The group entered and soon Hoseok saw my puffy, red eyes, along with my pink hand print on my cheek, "Hyung what happened? What did he do?!" He lowered his voice and I shook my head, "I just hit my self against the wall and it hurt really bad" I chuckled and he shook his head and dragged me to a empty office room, "What happened Jin? You can tell me" he said calmly and I couldn't handle I burst into tears and dropped down, "Don't tell anyone" I croaked.

Yoongi entered and saw, "Hobi, leave us alone please." He said and Jhope left. Suga bend down and hugged me, I felt his embrace and hugged him tightly, "I can't do this anymore" I said and he creased my hair, "No no no don't say that" he said I sobbed and he pulled me apart, "Tell me what happened with SoYung (dance tutor). What did he say or do to you? Was he the one who slapped you?" He said and I nodded slowly hoping he would take notice. But he did." Wait!" I croaked and tried to stop him but it was too late.

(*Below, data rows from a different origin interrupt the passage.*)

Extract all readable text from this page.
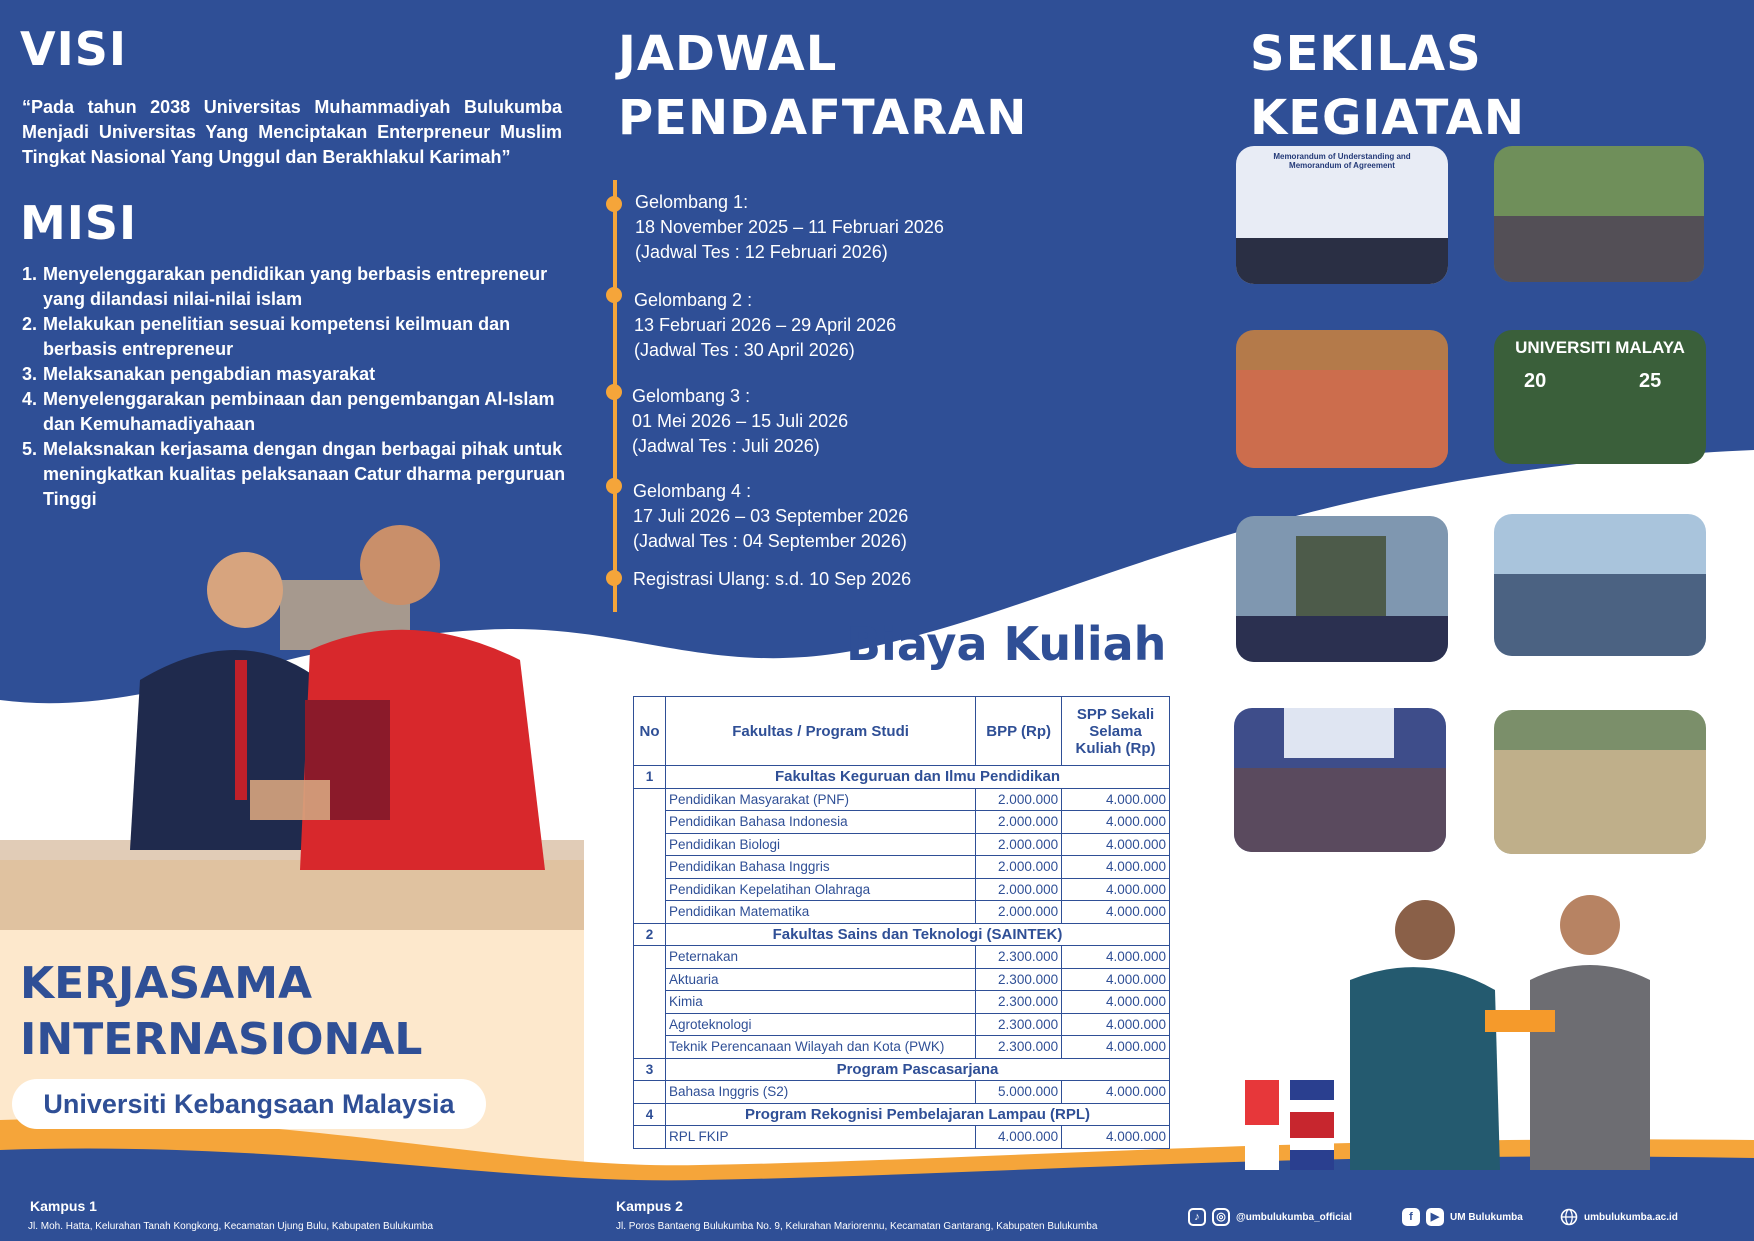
VISI
“Pada tahun 2038 Universitas Muhammadiyah Bulukumba Menjadi Universitas Yang Menciptakan Enterpreneur Muslim Tingkat Nasional Yang Unggul dan Berakhlakul Karimah”
MISI
1. Menyelenggarakan pendidikan yang berbasis entrepreneur yang dilandasi nilai-nilai islam
2. Melakukan penelitian sesuai kompetensi keilmuan dan berbasis entrepreneur
3. Melaksanakan pengabdian masyarakat
4. Menyelenggarakan pembinaan dan pengembangan Al-Islam dan Kemuhamadiyahaan
5. Melaksnakan kerjasama dengan dngan berbagai pihak untuk meningkatkan kualitas pelaksanaan Catur dharma perguruan Tinggi
KERJASAMA
INTERNASIONAL
Universiti Kebangsaan Malaysia
JADWAL
PENDAFTARAN
Gelombang 1:
18 November 2025 – 11 Februari 2026
(Jadwal Tes : 12 Februari 2026)
Gelombang 2 :
13 Februari 2026 – 29 April 2026
(Jadwal Tes : 30 April 2026)
Gelombang 3 :
01 Mei 2026 – 15 Juli 2026
(Jadwal Tes : Juli 2026)
Gelombang 4 :
17 Juli 2026 – 03 September 2026
(Jadwal Tes : 04 September 2026)
Registrasi Ulang: s.d. 10 Sep 2026
SEKILAS
KEGIATAN
Memorandum of Understanding and
Memorandum of Agreement
UNIVERSITI MALAYA
20	25
Biaya Kuliah
No	Fakultas / Program Studi	BPP (Rp)	SPP Sekali Selama Kuliah (Rp)
1	Fakultas Keguruan dan Ilmu Pendidikan		
	Pendidikan Masyarakat (PNF)	2.000.000	4.000.000
	Pendidikan Bahasa Indonesia	2.000.000	4.000.000
	Pendidikan Biologi	2.000.000	4.000.000
	Pendidikan Bahasa Inggris	2.000.000	4.000.000
	Pendidikan Kepelatihan Olahraga	2.000.000	4.000.000
	Pendidikan Matematika	2.000.000	4.000.000
2	Fakultas Sains dan Teknologi (SAINTEK)		
	Peternakan	2.300.000	4.000.000
	Aktuaria	2.300.000	4.000.000
	Kimia	2.300.000	4.000.000
	Agroteknologi	2.300.000	4.000.000
	Teknik Perencanaan Wilayah dan Kota (PWK)	2.300.000	4.000.000
3	Program Pascasarjana		
	Bahasa Inggris (S2)	5.000.000	4.000.000
4	Program Rekognisi Pembelajaran Lampau (RPL)		
	RPL FKIP	4.000.000	4.000.000
Kampus 1
Jl. Moh. Hatta, Kelurahan Tanah Kongkong, Kecamatan Ujung Bulu, Kabupaten Bulukumba
Kampus 2
Jl. Poros Bantaeng Bulukumba No. 9, Kelurahan Mariorennu, Kecamatan Gantarang, Kabupaten Bulukumba
♪	◎	@umbulukumba_official	f	▶	UM Bulukumba	umbulukumba.ac.id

I heard yelling and I was terrified, "You're a sick man SoYung! How dare you treat someone like that!" Hoseok yelled, "it's not like he's been treated like that by the others." He spat back and with that I felt a anxiety attack, I fell back and hid in the corner. Tears streaming as I heard the voices in my head.
'Useless fat pig!'

'Now is your time to die. Hurry!'

'Worst singer and visual ever!'

'Youre horrible not handsome'

I cried and sobbed, "Stop!" I said "Stop! Stop! Stop!!" I yelled. I pulled my hair and curled up into a ball, then I felt an embrace, I didn't look at who it was and they hummed to me. I heard their heartbeat and they hummed, 'Spring Day' I just cried and cried, I didn't care who's shirt or sweatshirt it was. I just needed love. I needed to be Awake.

Days passed. I was treated horribly again. But my love for him would never change. Not sure why even though he treated me bad, I wouldn't care. Knowing that my sexuality tells me to follow my heart. I felt it around him. Butterflies flutters and I can't stand myself crying in front of him. But I knew I will have to stop liking him more than me being his Hyung. But I know I was just a boy who meets evil everyday.